The unconditional agreement with the University of Auckland means that the 20 hectare park will be taken over by council early next year, which allows the university to focus on plans for its new developments in the city centre and Newmarket. The park is being acquired for $60.7m.
Mayor Len Brown says this is one of the most significant urban park acquisitions in Auckland’s history and council’s decision to acquire the park will ensure that Aucklanders have access to this asset forever.
“We have acquired Colin Maiden Park for the people who use and enjoy it every day of the week, whether they are from Glen Innes, Glen Eden or Glenfield.

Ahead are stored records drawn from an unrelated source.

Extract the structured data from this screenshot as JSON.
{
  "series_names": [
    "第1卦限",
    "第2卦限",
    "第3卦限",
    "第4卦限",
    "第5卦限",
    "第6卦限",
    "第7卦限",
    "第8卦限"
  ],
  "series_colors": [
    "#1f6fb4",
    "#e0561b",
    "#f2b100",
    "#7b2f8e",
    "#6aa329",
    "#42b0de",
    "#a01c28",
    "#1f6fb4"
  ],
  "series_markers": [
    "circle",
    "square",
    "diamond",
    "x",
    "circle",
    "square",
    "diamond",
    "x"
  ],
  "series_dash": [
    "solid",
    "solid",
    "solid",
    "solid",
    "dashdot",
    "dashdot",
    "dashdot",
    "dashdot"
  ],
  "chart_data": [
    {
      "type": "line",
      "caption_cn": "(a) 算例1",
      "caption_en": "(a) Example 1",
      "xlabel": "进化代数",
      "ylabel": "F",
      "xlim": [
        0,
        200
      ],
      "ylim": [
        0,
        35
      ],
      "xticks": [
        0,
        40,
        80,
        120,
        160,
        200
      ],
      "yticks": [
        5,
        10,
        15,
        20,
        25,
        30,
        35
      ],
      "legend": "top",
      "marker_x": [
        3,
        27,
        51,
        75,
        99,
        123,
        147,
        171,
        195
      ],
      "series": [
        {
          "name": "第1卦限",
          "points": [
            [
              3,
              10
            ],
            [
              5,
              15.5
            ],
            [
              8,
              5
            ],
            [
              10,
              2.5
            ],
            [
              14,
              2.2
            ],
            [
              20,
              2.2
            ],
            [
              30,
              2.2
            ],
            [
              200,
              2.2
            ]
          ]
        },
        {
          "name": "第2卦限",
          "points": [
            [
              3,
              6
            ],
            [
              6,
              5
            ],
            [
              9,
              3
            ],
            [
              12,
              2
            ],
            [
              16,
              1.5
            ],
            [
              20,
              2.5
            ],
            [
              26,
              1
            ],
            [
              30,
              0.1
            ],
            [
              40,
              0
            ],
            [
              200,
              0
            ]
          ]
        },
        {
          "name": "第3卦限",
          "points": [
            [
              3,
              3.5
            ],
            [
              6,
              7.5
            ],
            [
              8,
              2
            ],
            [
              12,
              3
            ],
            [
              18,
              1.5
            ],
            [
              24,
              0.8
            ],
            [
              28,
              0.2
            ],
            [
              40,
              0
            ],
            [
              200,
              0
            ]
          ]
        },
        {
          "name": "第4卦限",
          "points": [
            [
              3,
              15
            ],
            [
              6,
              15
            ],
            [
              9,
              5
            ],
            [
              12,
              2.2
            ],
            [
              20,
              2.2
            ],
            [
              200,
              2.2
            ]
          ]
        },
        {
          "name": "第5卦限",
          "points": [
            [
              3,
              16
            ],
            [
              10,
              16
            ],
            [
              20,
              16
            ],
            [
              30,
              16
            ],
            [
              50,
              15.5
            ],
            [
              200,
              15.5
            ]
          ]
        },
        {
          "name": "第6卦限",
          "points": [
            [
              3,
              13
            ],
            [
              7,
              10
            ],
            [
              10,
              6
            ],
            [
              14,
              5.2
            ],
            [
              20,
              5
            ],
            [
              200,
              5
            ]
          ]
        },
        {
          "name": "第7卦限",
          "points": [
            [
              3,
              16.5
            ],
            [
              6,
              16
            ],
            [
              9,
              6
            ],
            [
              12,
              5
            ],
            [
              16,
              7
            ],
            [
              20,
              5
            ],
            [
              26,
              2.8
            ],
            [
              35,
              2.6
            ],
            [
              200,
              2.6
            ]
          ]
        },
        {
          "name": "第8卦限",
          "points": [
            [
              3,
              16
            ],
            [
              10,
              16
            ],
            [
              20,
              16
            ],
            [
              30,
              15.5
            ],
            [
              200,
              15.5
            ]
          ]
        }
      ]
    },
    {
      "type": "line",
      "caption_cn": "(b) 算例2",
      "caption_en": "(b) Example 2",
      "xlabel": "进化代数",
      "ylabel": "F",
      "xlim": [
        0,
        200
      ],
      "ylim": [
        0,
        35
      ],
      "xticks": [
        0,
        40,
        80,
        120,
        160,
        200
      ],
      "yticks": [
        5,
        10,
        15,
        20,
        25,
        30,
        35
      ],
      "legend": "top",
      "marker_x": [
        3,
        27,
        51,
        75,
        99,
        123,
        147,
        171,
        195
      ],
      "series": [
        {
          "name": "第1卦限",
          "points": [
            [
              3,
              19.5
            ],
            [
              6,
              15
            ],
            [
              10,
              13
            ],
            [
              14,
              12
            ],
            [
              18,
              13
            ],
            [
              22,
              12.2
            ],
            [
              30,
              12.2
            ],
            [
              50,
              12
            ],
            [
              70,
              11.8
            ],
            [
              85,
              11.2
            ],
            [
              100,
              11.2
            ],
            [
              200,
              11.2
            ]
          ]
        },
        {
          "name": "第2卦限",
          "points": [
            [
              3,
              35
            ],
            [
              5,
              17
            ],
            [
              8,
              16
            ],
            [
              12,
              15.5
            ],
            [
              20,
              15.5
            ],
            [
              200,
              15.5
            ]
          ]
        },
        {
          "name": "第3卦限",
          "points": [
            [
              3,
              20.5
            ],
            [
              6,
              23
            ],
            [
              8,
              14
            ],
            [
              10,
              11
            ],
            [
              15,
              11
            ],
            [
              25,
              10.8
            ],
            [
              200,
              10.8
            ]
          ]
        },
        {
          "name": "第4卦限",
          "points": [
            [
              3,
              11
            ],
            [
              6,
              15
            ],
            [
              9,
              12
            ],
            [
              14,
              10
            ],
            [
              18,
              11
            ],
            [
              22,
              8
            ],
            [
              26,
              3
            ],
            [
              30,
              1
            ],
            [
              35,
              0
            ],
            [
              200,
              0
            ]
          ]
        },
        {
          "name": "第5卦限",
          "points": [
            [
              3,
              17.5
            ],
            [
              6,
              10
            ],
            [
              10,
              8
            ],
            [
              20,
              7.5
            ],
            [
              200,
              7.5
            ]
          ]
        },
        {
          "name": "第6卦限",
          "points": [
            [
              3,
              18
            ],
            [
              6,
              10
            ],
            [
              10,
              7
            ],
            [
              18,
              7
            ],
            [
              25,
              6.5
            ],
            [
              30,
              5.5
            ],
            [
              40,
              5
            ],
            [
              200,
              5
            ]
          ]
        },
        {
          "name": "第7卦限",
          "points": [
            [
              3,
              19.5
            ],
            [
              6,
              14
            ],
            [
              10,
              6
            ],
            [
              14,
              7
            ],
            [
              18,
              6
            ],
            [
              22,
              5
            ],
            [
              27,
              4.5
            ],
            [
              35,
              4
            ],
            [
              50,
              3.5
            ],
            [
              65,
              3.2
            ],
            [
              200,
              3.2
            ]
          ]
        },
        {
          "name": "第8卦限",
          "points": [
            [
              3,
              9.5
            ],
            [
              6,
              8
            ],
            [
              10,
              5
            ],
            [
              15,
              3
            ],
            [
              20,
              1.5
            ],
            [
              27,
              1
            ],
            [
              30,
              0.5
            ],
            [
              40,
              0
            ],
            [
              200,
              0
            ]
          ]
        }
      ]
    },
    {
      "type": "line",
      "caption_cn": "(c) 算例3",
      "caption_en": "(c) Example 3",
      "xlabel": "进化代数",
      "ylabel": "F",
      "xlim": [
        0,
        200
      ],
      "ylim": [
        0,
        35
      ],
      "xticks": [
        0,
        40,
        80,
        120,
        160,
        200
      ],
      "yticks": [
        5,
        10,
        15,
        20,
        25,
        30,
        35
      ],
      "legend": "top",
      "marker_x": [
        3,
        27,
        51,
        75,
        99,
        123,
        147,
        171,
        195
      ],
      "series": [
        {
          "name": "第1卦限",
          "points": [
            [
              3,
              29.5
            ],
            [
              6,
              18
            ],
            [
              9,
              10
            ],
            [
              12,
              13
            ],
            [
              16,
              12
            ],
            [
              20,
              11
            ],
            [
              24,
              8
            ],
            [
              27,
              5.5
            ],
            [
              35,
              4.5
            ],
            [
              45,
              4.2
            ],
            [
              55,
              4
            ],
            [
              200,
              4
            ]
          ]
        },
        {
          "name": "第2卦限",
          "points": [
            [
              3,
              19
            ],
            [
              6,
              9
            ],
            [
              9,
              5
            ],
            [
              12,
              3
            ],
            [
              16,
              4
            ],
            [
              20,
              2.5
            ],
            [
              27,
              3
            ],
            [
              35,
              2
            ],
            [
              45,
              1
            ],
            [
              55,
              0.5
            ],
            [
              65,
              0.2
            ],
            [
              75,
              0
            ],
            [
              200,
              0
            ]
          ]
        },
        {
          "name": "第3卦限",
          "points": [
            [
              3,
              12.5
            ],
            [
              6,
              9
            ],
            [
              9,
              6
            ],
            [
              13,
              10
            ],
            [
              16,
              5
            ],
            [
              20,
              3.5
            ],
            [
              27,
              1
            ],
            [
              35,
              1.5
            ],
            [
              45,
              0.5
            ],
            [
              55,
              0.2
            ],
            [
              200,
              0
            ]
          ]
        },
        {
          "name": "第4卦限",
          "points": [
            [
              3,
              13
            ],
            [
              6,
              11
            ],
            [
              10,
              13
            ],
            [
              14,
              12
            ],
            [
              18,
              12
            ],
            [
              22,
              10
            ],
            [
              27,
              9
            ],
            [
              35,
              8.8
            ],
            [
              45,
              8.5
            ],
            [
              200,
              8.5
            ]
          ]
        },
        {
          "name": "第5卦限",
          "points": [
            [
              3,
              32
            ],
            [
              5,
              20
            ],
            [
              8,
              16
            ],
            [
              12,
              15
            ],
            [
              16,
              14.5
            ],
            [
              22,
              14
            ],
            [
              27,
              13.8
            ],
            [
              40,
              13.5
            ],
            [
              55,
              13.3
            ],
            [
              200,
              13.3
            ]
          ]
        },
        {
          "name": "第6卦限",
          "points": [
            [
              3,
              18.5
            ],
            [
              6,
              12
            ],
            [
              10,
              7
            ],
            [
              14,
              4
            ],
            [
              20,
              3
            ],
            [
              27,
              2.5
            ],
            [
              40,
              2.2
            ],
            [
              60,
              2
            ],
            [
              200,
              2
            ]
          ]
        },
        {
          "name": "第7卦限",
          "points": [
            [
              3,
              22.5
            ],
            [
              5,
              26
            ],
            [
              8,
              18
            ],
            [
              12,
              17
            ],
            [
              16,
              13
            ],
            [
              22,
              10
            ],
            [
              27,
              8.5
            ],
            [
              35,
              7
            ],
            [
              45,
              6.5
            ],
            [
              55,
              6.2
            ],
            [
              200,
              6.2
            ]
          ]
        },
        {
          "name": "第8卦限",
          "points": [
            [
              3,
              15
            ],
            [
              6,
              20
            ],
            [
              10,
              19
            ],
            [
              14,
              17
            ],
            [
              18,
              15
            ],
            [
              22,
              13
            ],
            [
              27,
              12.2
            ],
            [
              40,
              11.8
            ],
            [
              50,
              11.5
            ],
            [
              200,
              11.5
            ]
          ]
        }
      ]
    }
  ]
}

We can all be proud that the last major piece of private open space on the isthmus has been retained for the people of Auckland,” he says.
The Chair of council’s Parks, Recreation and Sport Committee, Councillor Christine Fletcher, reflected on the significance of this decision to the community.
“Together with the netball centre and Ngahue Reserve, this decision creates an incredible 44 hectare sports and open space complex for Auckland. This rivals Western Springs or the Domain for scale and significance,” says Cr Fletcher.
Orakei Local Board Chair Desley Simpson expressed great pleasure and relief at the decision.
“We have honoured the opinions expressed by so many Orakei residents – the future of the park was the one of the most submitted-on issues in the draft Unitary Plan.
“Our community was particularly concerned that the park might become intensive housing. It is now guaranteed to remain as public open space and available to everybody,” says Ms Simpson.
The park will transfer to the council’s local and sports parks portfolio on 1 February 2014.
This acquisition was an unbudgeted item which has been factored into the draft Annual Plan 2014/15. Council has also agreed to explore the sale of three parcels of council-owned land around Colin Maiden Park, to assist with the cost of acquiring the park.
Sale of land will follow the relevant public consultation processes in the Reserves Act and the Local Government Act. If any land is sold, any existing uses and activities on that land will be provided for on Colin Maiden Park or in the same general area.
In the coming months, council will work with all current users of the park to discuss their existing arrangements and look at how we continue to work together. Long term management of the park will also be addressed through council and the local board’s planning processes.